В лифте нажимаю кнопку нужного этажа — и, пока кабинка поднимается вверх, мысленно, сама не знаю зачем подсчитываю дни с последних месячных. Что-то совсем не сходится. Они должны были начаться еще неделю назад. Я пытаюсь сосредоточиться, рисую в голове воображаемый календарь и начинаю зачеркивать крестиками даты. Вторник, среда, пятница, суббота…
Дверцы кабинки расходятся в строны и на меня, словно из телевизора, набрасывается картина: красивый. такой невероятно крепкий и мужественный, с дьявольской улыбкой в идеально сидящем на широких плечах костюме — Денис.
Я глупо прикрываю ладонью счастливую улыбку и не сразу понимаю, почему он даже не поворачивает голову, хоть я стою всего в метре, пусть и в распахнутой настежь кабинке лифта.
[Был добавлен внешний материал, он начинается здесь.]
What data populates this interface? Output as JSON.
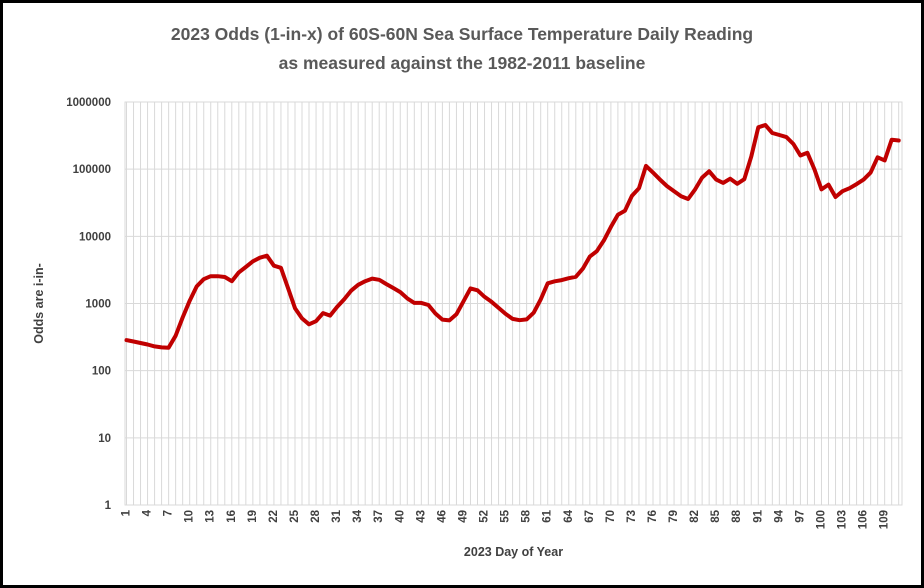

Раньше он каким-то образом ухитрялся высмотреть меня там, где меня бы не нашла даже родная мать.
Но причина очень громко заявляет о себе. Веселым, каким-то почти клоунским смехом. И грудью такого размера, что страшно представить, которой она чуть не штурмует Дениса, как будто мир сошел с ума - и горы стали карабкаться на альпинистов.
— Ну так что, Анастасия Сергеевна, я дождусь от вас обещанного отчета через полчаса у меня в кабинете? — Он говорит приглушенно с хрипотцой, от которой у меня, несмотря на абсурдность ситуации, все равно бегут мурашки по коже.
— Конечно, Денис Александрович, будьте уверены, что выложусь на все сто, — откуда-то, как будто прямо из своей необъятной груди соглашается она.
Он собирается что-то ответить, но в эту минуту я слышу характерный щелчок, и чтобы не остаться запертой в лифте, неуклюже вываливаюсь наружу. Как-то не эффектно и очень глупо.
От Дениса, как всегда, пахнет дурманящей горечью. Как будто у него на столике стоит специальный флакон с дымом от тлеющих осенних листьев и можжевеловых веток. Я пытаюсь не вдыхать его слишком громко, но все равно распахиваю рот, чтобы сделать глоток, от которого снова кружится голова и в глазах проясняется.
Он словно моя персональная таблетка от этой ненормальной тошноты. Пара молчаливых секунд, пока мы смотрим друг на друга, словно нас придавило толпой в тесном вагоне метро, и я уже не чувствую себя ни мертвой, ни раздавленной. Я хочу чтобы он обнял мое лицо ладонями и сказал какую-то приятную нежность — и уволил этот двугорбый Эверест, пока я не сошла с ума от ревности.